- 6 cups cubed bread (A lot of gluten free breads are frozen, so I used the following and cleaned out the freezer.)
- 3 Everything Bagels – Trader Joe’s
- 3 Udi’s hamburger buns
- 12-ish slices of two kinds of sandwich bread
- 1 bag of Brazi Bites (baked fresh today)
- 6 eggs
- 2 1/2 cups milk (add more if you prefer a super wet bread pudding)
- 3 Tbsp. stone ground mustard
- 1 bunch kale
- 1 lb. bacon
- 2 tsp. Nature’s Seasons
- 1/2 cup parmesan
Set out any bread to thaw, and bake Brazi Bites if using. Cut all bread into 1/2 inch cubes and toss together in a large bowl.
Fry the bacon until crispy. Hand tear the kale into bite sized pieces and wash.

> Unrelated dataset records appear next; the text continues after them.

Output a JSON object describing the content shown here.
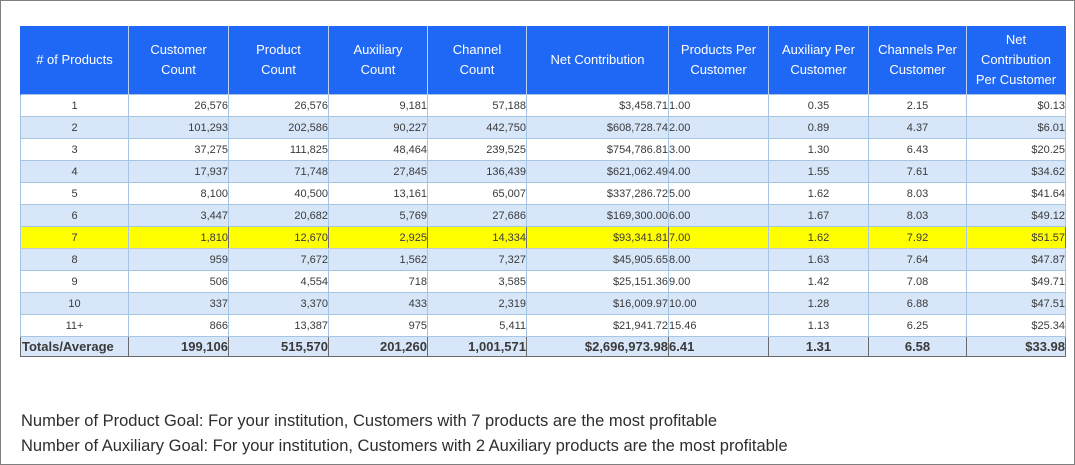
{
  "table": {
    "headers": [
      "# of Products",
      "Customer\nCount",
      "Product\nCount",
      "Auxiliary\nCount",
      "Channel\nCount",
      "Net Contribution",
      "Products Per\nCustomer",
      "Auxiliary Per\nCustomer",
      "Channels Per\nCustomer",
      "Net\nContribution\nPer Customer"
    ],
    "rows": [
      [
        "1",
        "26,576",
        "26,576",
        "9,181",
        "57,188",
        "$3,458.71",
        "1.00",
        "0.35",
        "2.15",
        "$0.13"
      ],
      [
        "2",
        "101,293",
        "202,586",
        "90,227",
        "442,750",
        "$608,728.74",
        "2.00",
        "0.89",
        "4.37",
        "$6.01"
      ],
      [
        "3",
        "37,275",
        "111,825",
        "48,464",
        "239,525",
        "$754,786.81",
        "3.00",
        "1.30",
        "6.43",
        "$20.25"
      ],
      [
        "4",
        "17,937",
        "71,748",
        "27,845",
        "136,439",
        "$621,062.49",
        "4.00",
        "1.55",
        "7.61",
        "$34.62"
      ],
      [
        "5",
        "8,100",
        "40,500",
        "13,161",
        "65,007",
        "$337,286.72",
        "5.00",
        "1.62",
        "8.03",
        "$41.64"
      ],
      [
        "6",
        "3,447",
        "20,682",
        "5,769",
        "27,686",
        "$169,300.00",
        "6.00",
        "1.67",
        "8.03",
        "$49.12"
      ],
      [
        "7",
        "1,810",
        "12,670",
        "2,925",
        "14,334",
        "$93,341.81",
        "7.00",
        "1.62",
        "7.92",
        "$51.57"
      ],
      [
        "8",
        "959",
        "7,672",
        "1,562",
        "7,327",
        "$45,905.65",
        "8.00",
        "1.63",
        "7.64",
        "$47.87"
      ],
      [
        "9",
        "506",
        "4,554",
        "718",
        "3,585",
        "$25,151.36",
        "9.00",
        "1.42",
        "7.08",
        "$49.71"
      ],
      [
        "10",
        "337",
        "3,370",
        "433",
        "2,319",
        "$16,009.97",
        "10.00",
        "1.28",
        "6.88",
        "$47.51"
      ],
      [
        "11+",
        "866",
        "13,387",
        "975",
        "5,411",
        "$21,941.72",
        "15.46",
        "1.13",
        "6.25",
        "$25.34"
      ]
    ],
    "highlight_row": 6,
    "totals": [
      "Totals/Average",
      "199,106",
      "515,570",
      "201,260",
      "1,001,571",
      "$2,696,973.98",
      "6.41",
      "1.31",
      "6.58",
      "$33.98"
    ],
    "colors": {
      "header_bg": "#1f67f5",
      "alt_row_bg": "#d7e6f8",
      "highlight_bg": "#ffff00"
    }
  },
  "notes": {
    "product_goal": "Number of Product Goal:  For your institution, Customers with 7 products are the most profitable",
    "auxiliary_goal": "Number of Auxiliary Goal: For your institution, Customers with 2 Auxiliary products are the most profitable"
  }
}
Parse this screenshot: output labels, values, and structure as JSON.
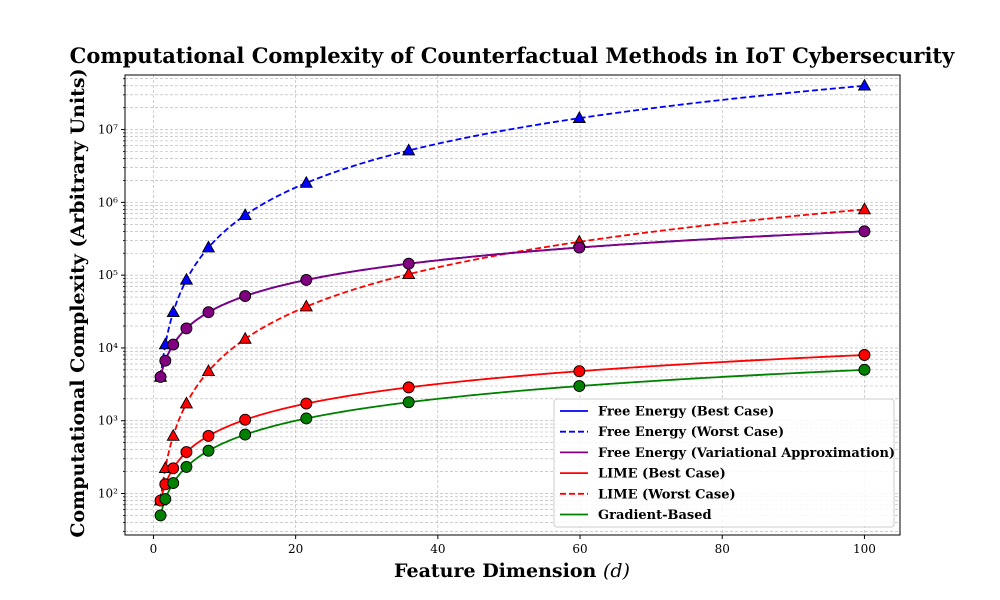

Combine eggs, milk, mustard, and Nature’s Seasons.
Layer half the bread into a 9″ x 13″ casserole dish, followed by a layer of kale, then bacon. Repeat until all ingredients are evenly dispersed. Ladle over the egg mixture so it evenly coats and soaks through the entire dish.
Cover with foil and bake at 350 for 25 minutes. Remove foil, top with parmesan, and bake for an additional 10 minutes.